By Susan Usher, Cindy Roberts, Ken Hughes
This case study, produced by Health Innovation Forum in collaboration with orthopaedic surgeon Dr. Ken Hughes and project manager Cindy Roberts, examines how the Richmond Hospital staggers surgeries in a dedicated hip and knee unit to improve efficiency. — Produced as part of the 2008 program of the MUHC-ISAI .
The problem
The effort to reduce wait times for surgical procedures and clear the backlog for hip and knee replacement surgery in British Columbia involves initiatives at all stages, from first patient referral, to effective triaging, to completion, to postoperative rehabilitation. The goal cannot, however, be reached without a considerable increase in the number of surgeries performed.
The program
In 2004, the Richmond Hospital, a community hospital in the Vancouver Coastal Health Authority, created a high-quality, high-volume, low-cost model of “best practice” dedicated to hip and knee surgery. The Richmond Hospital’s multidisciplinary team looked for efficiencies in the use of operating room resources, the standardization of equipment, prostheses and supplies, the adequate preparation of patients, and the coordination of patient flow post surgery.
Increased surgical efficiency started by staggering operation start times and schedules between two rooms, so surgeons could “swing” between rooms as their patients were ready. This, in addition to coordination with surgical units post-op, allowed operating teams to complete eight joint replacements or reconstructions per day instead of three. Surgical procedures and clinical practices were standardized, using one single type of prosthetic device, which made work smoother for nurses and allowed the hospital to negotiate better deals on bulk purchases. Together, these measures were able to increase operating room efficiency by 25% and enabled a 136% increase in completed cases. This contributed to bringing wait times for surgery down by 75%, from 20 months to five months. The two Richmond operating rooms are able to capitalize on the efficiencies that come with specialization similar to private surgical centres.
Patients who do not meet the criteria for the eight joint operating days are accommodated on other days when longer surgery times can be scheduled. This is also true for patients who require a different model of prosthesis than that which is available during an eight joint day.

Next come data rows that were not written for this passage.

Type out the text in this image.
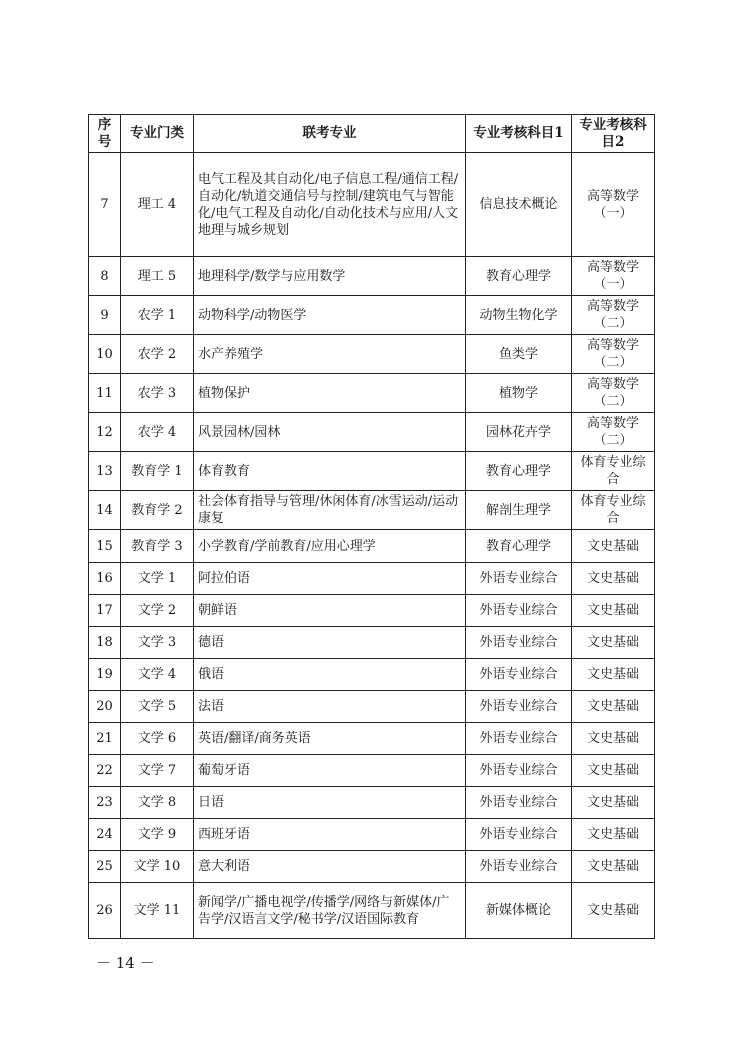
序号	专业门类	联考专业	专业考核科目1	专业考核科目2
7	理工 4	电气工程及其自动化/电子信息工程/通信工程/自动化/轨道交通信号与控制/建筑电气与智能化/电气工程及自动化/自动化技术与应用/人文地理与城乡规划	信息技术概论	高等数学（一）
8	理工 5	地理科学/数学与应用数学	教育心理学	高等数学（一）
9	农学 1	动物科学/动物医学	动物生物化学	高等数学（二）
10	农学 2	水产养殖学	鱼类学	高等数学（二）
11	农学 3	植物保护	植物学	高等数学（二）
12	农学 4	风景园林/园林	园林花卉学	高等数学（二）
13	教育学 1	体育教育	教育心理学	体育专业综合
14	教育学 2	社会体育指导与管理/休闲体育/冰雪运动/运动康复	解剖生理学	体育专业综合
15	教育学 3	小学教育/学前教育/应用心理学	教育心理学	文史基础
16	文学 1	阿拉伯语	外语专业综合	文史基础
17	文学 2	朝鲜语	外语专业综合	文史基础
18	文学 3	德语	外语专业综合	文史基础
19	文学 4	俄语	外语专业综合	文史基础
20	文学 5	法语	外语专业综合	文史基础
21	文学 6	英语/翻译/商务英语	外语专业综合	文史基础
22	文学 7	葡萄牙语	外语专业综合	文史基础
23	文学 8	日语	外语专业综合	文史基础
24	文学 9	西班牙语	外语专业综合	文史基础
25	文学 10	意大利语	外语专业综合	文史基础
26	文学 11	新闻学/广播电视学/传播学/网络与新媒体/广告学/汉语言文学/秘书学/汉语国际教育	新媒体概论	文史基础
－ 14 －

Dedicated funding of $1.3 million from the provincial government, Provincial Health Services, the Vancouver Coastal Health Authority and the Richmond Hospital Foundation bought the project a full-time manager, equipment, research and evaluation tools, a newly-renovated operating room and new operating suite equipment.
Uptake
While some of the ideas for efficiencies adopted by the Richmond Hospital were already in use at specialized orthopedic sites, the Richmond experiment demonstrates that they can be adapted to a community hospital. The model is now an entrenched part of the Richmond Hospital. The Richmond group distilled the innovations at their hospital into a toolkit called The Arthroplasty Plan (TAP) model. The toolkit is available to other surgical centres seeking to make more efficient use of existing resources.
The model was adopted by the University of British Columbia’s Centre for Surgical Innovation (CSI), which has a mandate and $25 million in provincial funding to help clear the province’s backlog in hip and knee replacement surgery by fast-tracking low-risk patients from across the province who have been on a waiting list for more than 26 weeks. The CSI has four dedicated operating rooms and 38 inpatient beds, and aims to perform 1,600 surgeries a year. About 25 orthopedic surgeons provide service at the centre.
Potential for expansion
Reduced wait times cannot be achieved through operating room efficiencies alone. A complementary project, the Osteoarthritis Service Integration System (OASIS), has been initiated by Vancouver Coastal Health to fill some of the important gaps in care for patients with osteoarthritis by better coordinating primary care, community care, home care and hospital care. From the time the decision to proceed with surgery is made, a multidisciplinary team becomes involved in preparing the patients and planning for postoperative rehabilitation. One important aim is to reduce declines in health among patients waiting for surgery and those who are not surgical candidates.
Many of the efficiencies realized in this project translated to and benefited other surgical services, who also saw faster turnover times as efficiencies in case cart turnover, porter availability, OR cleaning and other functions were addressed. By addressing bottlenecks in the patient flow process, delays in preparing patients for the OR or transferring them from the OR to the PACU unit to the surgical floor were reduced.